The exposure to electromagnetic environment, as well as the frequency, location, orientation, and design of a device, all influence whether and how a device might be affected by EMI. In practice, it is impossible to stop electromagnetic energy completely at its source, and society has become dependent on the convenience of instant communication. Some medical devices themselves emit electromagnetic energy, and simultaneous use of such devices can also cause EMI problems.

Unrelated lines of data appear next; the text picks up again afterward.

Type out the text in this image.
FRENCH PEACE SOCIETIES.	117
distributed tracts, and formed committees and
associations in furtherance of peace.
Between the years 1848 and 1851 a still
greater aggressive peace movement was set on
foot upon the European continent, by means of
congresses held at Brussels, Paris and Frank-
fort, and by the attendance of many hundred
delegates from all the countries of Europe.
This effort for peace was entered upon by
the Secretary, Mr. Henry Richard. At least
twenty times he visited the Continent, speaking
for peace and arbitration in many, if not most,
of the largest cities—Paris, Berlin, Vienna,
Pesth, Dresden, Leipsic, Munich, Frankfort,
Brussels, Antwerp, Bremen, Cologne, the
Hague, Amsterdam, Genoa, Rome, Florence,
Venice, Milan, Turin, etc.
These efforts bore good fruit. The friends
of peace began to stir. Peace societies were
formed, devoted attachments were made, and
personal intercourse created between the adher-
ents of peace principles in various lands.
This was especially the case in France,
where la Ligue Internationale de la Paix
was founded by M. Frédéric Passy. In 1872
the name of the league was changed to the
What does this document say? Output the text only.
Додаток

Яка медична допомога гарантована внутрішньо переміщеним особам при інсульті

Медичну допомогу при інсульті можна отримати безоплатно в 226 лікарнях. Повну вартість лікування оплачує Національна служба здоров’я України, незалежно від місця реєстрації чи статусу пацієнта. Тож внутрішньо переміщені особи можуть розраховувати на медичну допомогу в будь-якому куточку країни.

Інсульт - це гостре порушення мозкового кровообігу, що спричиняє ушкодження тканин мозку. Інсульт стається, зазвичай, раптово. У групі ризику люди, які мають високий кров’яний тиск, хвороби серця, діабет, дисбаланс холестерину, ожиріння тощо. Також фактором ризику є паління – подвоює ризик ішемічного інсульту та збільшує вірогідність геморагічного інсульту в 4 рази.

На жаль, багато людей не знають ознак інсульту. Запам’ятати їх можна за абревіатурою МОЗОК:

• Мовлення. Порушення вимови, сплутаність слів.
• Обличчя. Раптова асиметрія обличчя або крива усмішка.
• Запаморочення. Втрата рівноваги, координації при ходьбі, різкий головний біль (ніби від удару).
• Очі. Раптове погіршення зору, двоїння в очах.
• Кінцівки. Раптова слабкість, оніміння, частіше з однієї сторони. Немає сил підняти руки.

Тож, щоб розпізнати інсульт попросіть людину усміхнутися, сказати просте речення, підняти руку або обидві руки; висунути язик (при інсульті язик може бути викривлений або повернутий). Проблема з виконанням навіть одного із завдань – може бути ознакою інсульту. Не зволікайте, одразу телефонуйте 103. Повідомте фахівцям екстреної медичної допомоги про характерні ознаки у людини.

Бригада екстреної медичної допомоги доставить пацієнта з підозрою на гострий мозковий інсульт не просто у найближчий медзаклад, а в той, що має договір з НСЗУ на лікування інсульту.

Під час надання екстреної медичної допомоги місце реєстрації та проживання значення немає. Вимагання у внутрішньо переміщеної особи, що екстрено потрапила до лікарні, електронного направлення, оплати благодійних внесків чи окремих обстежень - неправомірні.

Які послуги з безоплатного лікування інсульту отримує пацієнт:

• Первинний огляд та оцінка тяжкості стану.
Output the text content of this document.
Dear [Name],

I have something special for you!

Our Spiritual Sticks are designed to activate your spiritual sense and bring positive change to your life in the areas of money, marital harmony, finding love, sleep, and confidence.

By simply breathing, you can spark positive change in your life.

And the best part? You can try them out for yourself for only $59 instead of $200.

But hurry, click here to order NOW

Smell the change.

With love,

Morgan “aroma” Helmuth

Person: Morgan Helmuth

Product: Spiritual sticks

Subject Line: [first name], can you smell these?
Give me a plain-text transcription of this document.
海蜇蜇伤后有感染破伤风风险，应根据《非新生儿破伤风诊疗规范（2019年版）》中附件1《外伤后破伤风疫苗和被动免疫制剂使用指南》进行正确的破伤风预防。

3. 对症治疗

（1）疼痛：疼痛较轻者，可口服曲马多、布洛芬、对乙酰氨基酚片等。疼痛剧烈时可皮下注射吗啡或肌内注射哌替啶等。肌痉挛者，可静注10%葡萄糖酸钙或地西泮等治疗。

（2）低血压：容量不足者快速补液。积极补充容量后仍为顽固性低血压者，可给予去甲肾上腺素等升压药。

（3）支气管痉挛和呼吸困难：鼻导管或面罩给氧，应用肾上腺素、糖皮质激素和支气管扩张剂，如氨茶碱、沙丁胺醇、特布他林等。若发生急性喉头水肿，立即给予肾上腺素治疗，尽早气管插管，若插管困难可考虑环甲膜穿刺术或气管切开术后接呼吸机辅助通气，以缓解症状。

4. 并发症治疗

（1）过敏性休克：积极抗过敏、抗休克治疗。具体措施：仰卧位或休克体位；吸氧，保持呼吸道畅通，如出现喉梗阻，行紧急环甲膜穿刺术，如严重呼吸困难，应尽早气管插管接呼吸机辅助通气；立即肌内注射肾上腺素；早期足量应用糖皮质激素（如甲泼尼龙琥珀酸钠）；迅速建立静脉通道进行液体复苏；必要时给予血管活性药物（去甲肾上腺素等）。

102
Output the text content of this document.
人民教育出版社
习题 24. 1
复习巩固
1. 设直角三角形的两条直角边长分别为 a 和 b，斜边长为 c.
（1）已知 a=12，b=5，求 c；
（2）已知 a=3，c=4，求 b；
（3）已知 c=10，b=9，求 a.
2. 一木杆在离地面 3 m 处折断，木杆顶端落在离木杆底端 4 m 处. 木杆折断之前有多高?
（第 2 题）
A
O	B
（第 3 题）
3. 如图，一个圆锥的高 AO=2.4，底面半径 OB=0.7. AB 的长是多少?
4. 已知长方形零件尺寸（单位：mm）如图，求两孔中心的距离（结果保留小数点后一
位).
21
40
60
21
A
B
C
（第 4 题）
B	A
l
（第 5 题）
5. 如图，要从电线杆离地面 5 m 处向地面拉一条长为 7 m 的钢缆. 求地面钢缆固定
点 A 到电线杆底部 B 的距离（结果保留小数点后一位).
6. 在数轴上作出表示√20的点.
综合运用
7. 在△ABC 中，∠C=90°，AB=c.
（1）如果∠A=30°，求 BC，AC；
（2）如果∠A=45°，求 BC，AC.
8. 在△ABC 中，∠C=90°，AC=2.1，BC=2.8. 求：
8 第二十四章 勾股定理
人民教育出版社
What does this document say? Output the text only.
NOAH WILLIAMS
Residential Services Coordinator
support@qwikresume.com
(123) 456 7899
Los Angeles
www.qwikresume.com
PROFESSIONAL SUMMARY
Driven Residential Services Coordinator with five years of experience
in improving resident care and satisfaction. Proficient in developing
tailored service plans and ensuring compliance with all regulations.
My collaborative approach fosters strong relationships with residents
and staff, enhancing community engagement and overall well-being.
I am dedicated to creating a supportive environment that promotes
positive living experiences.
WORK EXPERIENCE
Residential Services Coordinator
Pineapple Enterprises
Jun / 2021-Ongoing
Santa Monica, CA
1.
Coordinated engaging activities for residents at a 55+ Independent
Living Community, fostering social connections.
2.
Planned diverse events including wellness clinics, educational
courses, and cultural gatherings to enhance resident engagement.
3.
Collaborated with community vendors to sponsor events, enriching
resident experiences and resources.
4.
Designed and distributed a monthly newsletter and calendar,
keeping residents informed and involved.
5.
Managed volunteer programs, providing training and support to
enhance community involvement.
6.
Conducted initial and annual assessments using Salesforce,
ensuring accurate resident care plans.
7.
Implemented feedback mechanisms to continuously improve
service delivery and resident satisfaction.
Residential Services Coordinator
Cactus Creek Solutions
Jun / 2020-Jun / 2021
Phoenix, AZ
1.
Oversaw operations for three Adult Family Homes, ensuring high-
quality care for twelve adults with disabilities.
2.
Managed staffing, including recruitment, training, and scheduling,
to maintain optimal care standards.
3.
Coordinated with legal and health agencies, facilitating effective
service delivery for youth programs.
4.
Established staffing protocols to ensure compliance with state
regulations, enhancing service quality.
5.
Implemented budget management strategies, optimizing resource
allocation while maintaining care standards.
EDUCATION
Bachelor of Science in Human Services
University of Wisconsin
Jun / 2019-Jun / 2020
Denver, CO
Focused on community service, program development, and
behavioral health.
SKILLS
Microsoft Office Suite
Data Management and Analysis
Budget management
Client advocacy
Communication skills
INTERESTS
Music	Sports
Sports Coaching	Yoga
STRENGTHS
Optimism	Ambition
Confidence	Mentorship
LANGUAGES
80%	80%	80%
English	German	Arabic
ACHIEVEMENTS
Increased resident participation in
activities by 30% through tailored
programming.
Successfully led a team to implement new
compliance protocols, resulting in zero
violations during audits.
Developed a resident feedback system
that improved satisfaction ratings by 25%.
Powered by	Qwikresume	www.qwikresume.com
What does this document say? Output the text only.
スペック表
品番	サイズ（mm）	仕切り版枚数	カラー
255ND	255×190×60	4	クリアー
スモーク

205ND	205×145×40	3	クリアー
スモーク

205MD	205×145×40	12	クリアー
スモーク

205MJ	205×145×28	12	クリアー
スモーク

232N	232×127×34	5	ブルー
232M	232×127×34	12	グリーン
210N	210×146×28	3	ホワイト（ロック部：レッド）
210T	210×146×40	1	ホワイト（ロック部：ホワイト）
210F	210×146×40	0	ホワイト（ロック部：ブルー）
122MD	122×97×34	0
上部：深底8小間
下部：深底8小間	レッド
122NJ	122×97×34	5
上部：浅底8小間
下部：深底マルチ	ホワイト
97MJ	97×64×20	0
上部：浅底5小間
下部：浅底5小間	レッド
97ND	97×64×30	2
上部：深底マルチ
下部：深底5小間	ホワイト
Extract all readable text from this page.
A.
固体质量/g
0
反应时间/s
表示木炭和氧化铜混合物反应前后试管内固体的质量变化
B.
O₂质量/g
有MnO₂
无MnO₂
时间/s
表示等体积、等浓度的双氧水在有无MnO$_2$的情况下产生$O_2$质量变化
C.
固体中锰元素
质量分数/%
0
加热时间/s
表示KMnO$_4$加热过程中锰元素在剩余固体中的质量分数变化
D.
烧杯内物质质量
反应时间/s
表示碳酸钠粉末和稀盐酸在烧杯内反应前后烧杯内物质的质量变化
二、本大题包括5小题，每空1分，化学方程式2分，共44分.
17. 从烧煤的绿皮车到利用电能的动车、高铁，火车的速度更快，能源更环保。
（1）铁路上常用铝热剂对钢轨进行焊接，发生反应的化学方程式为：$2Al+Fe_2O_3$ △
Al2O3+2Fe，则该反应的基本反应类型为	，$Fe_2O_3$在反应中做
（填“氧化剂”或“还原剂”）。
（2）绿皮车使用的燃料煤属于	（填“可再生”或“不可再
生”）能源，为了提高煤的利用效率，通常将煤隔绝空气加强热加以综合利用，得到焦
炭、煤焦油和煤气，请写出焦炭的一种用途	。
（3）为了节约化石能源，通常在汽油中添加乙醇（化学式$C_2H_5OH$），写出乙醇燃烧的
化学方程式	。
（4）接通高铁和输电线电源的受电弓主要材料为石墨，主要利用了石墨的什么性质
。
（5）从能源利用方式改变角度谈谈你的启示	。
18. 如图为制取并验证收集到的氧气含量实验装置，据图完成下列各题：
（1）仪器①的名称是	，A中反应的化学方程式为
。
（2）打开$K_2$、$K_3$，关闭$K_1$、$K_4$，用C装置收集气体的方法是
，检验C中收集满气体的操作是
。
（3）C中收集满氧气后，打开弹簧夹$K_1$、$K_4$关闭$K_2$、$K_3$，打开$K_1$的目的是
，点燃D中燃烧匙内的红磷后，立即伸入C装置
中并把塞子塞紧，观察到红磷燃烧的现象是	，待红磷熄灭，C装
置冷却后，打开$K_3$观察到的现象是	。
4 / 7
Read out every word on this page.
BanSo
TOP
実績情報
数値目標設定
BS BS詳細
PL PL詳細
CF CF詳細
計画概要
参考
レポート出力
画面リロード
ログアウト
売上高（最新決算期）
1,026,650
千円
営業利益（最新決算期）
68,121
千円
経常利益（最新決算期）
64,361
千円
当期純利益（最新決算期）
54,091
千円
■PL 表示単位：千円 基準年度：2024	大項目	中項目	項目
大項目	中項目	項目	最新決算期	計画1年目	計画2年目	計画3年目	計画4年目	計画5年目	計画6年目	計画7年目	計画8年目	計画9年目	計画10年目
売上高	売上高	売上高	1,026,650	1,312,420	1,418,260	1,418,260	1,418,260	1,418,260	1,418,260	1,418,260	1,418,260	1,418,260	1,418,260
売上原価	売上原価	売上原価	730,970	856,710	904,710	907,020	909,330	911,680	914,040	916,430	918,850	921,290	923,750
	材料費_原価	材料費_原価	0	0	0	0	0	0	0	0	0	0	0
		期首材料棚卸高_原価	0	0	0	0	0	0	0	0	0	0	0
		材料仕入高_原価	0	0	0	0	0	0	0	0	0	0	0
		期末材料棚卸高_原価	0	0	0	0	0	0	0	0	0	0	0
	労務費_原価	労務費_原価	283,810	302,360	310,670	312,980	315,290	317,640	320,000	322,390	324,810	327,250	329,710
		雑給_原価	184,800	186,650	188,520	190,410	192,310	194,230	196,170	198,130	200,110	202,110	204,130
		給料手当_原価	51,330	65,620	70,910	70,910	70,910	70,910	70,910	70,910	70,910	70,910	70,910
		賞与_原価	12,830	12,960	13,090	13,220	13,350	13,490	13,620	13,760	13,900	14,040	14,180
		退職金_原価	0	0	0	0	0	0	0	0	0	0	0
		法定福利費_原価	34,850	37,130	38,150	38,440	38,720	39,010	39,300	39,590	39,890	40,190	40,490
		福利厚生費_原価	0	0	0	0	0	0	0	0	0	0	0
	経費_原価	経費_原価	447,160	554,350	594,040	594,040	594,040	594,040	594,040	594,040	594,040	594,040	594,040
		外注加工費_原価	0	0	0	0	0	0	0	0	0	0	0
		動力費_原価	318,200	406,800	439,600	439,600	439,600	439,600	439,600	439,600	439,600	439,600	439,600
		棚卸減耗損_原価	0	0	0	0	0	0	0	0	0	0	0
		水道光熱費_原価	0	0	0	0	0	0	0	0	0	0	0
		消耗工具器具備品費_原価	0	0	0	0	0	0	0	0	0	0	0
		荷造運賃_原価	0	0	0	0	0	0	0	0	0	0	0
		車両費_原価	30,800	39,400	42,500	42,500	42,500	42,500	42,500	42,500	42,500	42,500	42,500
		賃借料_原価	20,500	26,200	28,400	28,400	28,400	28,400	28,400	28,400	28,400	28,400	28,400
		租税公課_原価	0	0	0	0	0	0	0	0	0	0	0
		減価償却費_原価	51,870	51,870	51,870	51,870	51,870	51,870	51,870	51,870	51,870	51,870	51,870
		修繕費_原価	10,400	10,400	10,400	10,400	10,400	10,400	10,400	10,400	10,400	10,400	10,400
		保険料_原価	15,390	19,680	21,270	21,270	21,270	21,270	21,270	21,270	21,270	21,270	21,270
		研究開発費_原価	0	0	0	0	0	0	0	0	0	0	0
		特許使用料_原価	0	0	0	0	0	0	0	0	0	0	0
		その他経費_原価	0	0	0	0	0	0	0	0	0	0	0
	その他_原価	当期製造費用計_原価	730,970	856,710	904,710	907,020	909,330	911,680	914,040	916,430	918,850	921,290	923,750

Studies of EMI susceptibility of medical devices consistently report that wireless telecom devices can cause a high percentage of medical devices to malfunction. However, a relatively small number of EMI incidents have been reported to regulatory agencies in both Canada and the United States. Some underreporting can be attributed to a lack of awareness of EMI as the cause of the malfunction. It has been suggested that hospitals should develop policies for addressing the use of wireless devices in their facilities. Participants of the Round Table on EMC convened by Health Canada in September 1994 unanimously agreed that cell phones should not be totally banned in hospitals, but that policies governing their use should be established.
The results of this study confirm that the very-low field intensities generated by wireless LAN systems do not interfere with medical devices in hospitals. These wireless systems are acceptable for use in hospitals, especially in view of the benefits of obtaining real-time access to patients' medical information. Nevertheless, each new wireless system should be tested on potentially susceptible devices by the hospital before being put into general use. One of the conclusions of the Canadian Task Force on EMC in Health Care was that "the potential for EMI is minimized by using RF sources having the lowest possible transmission power."14 The task force recommended replacing high-power sources with lower-power ones.
Furthermore, these recent studies confirm that EMI from nearby digital cellular phones could affect the operation of some implanted cardiac pacemakers. The greatest risk of interference occurs when the antenna of the phone is close to the pacemaker. The chances that EMI from digital cellular phones would produce a life-threatening situation are minimal. However, the data support the recommendations in the Health Protection Branch's Medical Device Alert No. 108.15
Interference by security systems such as EAS systems and walk-through metal detectors on pace- makers may pose a potential risk, depending on the model of pacemaker, the programmed mode, and the type of the security system.
Security system manufacturers should consider labeling transmission panels to identify the presence of a security system and to advise pacemaker and defibrillator patients to walk through such systems at a normal pace. EAS systems should not be installed in the vicinity of cash registers in such a way that pacemaker-dependent patients must stand within 33 cm of the EAS system while waiting.
Many EMI malfunctions could be prevented through education. Health Canada places a high priority on providing information to the public. The department sends Medical Device Alerts and It's Your Health bulletins to healthcare professionals to warn of serious problems and to provide recommendations to manage the associated risks.
It is imperative that manufacturers design medical devices to be immune to electromagnetic fields up to 10 V/m for life-support medical electrical equipment and 3 V/m for non-life-support medical electrical equipment, as proposed in international standards. Meeting these standards would greatly reduce the potential hazards of EMI. Specific EMC standards for implantable cardiac pacemakers and defibrillators are currently being drafted by ISO technical committee 150, subcommittee 6, working groups 1 and 2.16
Kok-Swang Tan is a research scientist, Irwin Hinberg is the head of the Criteria and Assessment Section, and Jesuzette Wadhwani is a medical technologist and research assistant. They are with the Medical Devices Bureau, Therapeutic Products Directorate, Health Canada (Ottawa, ON, Canada).